無料で相談に乗ってくれたり、地域の専門家を紹介してくれたりします。
地域に密着した情報が得られるのが大きなメリットですね。

空き家バンク

「売りたい」「貸したい」という空き家情報を登録して、希望者とマッチングする仕組みが「空き家バンク」です。

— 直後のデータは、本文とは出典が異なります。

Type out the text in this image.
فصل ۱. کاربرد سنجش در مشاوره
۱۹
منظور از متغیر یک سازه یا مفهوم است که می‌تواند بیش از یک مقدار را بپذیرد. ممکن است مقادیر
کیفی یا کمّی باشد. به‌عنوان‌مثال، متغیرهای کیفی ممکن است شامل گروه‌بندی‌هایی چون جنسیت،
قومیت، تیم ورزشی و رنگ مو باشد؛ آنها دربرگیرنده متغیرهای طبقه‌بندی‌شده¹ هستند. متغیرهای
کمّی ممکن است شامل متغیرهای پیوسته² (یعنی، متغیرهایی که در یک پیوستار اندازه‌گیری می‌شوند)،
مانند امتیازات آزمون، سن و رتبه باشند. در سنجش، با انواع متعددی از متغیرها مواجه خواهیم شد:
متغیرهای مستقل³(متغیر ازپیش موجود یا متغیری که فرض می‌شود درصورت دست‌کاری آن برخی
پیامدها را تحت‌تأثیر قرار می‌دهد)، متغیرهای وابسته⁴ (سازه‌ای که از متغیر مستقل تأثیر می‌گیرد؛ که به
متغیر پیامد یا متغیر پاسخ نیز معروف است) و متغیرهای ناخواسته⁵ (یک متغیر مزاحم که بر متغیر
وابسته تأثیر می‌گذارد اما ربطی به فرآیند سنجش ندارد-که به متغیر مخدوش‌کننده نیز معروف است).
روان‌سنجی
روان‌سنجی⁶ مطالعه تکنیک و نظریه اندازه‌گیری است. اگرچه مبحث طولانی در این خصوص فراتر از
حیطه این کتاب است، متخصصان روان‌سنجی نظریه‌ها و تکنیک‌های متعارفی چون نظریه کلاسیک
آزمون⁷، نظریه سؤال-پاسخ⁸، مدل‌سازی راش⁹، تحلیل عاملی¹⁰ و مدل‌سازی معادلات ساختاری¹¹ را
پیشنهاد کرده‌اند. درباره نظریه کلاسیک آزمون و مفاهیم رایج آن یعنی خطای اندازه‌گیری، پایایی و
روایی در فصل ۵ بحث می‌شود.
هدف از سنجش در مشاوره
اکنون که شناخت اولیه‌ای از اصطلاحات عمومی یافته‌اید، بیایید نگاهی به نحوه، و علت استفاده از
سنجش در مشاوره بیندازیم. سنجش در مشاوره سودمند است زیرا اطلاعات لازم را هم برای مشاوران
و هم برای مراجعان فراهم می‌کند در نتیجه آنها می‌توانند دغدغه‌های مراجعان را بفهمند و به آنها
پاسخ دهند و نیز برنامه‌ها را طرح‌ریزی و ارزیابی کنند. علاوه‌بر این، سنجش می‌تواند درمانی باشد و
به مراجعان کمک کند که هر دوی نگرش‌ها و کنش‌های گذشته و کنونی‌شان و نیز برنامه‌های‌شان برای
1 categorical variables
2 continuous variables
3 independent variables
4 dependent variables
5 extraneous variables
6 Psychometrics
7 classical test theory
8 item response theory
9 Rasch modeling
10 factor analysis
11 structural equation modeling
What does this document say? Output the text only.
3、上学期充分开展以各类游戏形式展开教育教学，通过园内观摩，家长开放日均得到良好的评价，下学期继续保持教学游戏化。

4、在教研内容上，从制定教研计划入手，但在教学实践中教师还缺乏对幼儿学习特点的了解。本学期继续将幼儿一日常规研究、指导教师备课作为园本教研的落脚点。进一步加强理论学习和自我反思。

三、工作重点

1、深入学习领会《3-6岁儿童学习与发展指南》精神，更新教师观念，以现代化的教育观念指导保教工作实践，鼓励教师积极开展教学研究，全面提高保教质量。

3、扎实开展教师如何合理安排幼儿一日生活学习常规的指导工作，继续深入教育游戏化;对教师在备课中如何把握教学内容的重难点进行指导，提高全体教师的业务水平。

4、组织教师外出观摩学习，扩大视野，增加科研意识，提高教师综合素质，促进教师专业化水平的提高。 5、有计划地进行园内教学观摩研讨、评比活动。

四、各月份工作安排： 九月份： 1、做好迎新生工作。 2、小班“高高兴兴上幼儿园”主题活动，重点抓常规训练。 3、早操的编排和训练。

特に地方では、移住希望者向けに空き家バンクを活用しているところもあるんですね。
地域で活用してくれる人が見つかれば、実家も喜ぶかもしれませんよね。

実家じまいの相談、こんな流れがスムーズです

ステップ1:家族で方針を話し合う

まずは何より、家族での話し合いから始めましょう。

実家をどうしたいのか、誰がどこまで関わるのか。
最初に方針を共有しておくことで、後々のトラブルを避けられます。

ステップ2:現状を確認する

実家の状態はどうなっているか、実際に見に行ってみましょう。

荷物の量、建物の状態、修繕が必要な場所はあるか。
現状を把握することで、何から手をつけるべきかが見えてきますよね。

ステップ3:相続手続きを進める

名義がまだ変わっていない場合は、相続登記を済ませましょう。

売却にしても解体にしても、名義が整理されていないと先に進めません。
司法書士さんに相談して、早めに手続きを済ませておくのが安心です。

ステップ4:片付けと処分の見積もりを取る

遺品整理や不用品回収の見積もりを、複数の業者さんから取りましょう。

費用だけじゃなくて、対応の丁寧さや作業内容も比較してくださいね。
大切な思い出の品を扱ってもらうわけですから、信頼できる業者さんを選びたいですよね。

ステップ5:不動産の処分方法を決める

片付けが終わったら(あるいは並行して)、不動産の処分方法を決めます。

売却、賃貸、解体。どの選択肢が良いか、不動産会社さんや解体業者さんに相談して判断しましょう。
急いで決める必要はありませんので、じっくり検討してくださいね。

まとめ:相談先を整理して、一歩ずつ進めていきましょう

実家じまいの相談先は、目的によって異なります。

片付けなら遺品整理業者や不用品回収業者、不動産処分なら不動産会社や解体業者、法的手続きなら司法書士や税理士といった具合ですね。

大切なのは、最初から一人で全部抱え込まないこと。
それぞれの専門家に頼りながら、一つずつクリアしていけば大丈夫です。

そして、忘れないでほしいのが「家族で話し合うこと」。
方針を共有してから動き出すことで、スムーズに進められますよ。

実家じまいって、体力的にも精神的にも大変な作業ですよね。
でも、適切な相談先を知っていれば、きっと乗り越えられます。

まずは、今のあなたに必要な相談先を一つ見つけて、連絡してみませんか?
その一歩が、実家じまいへの大きな前進になるはずですよ。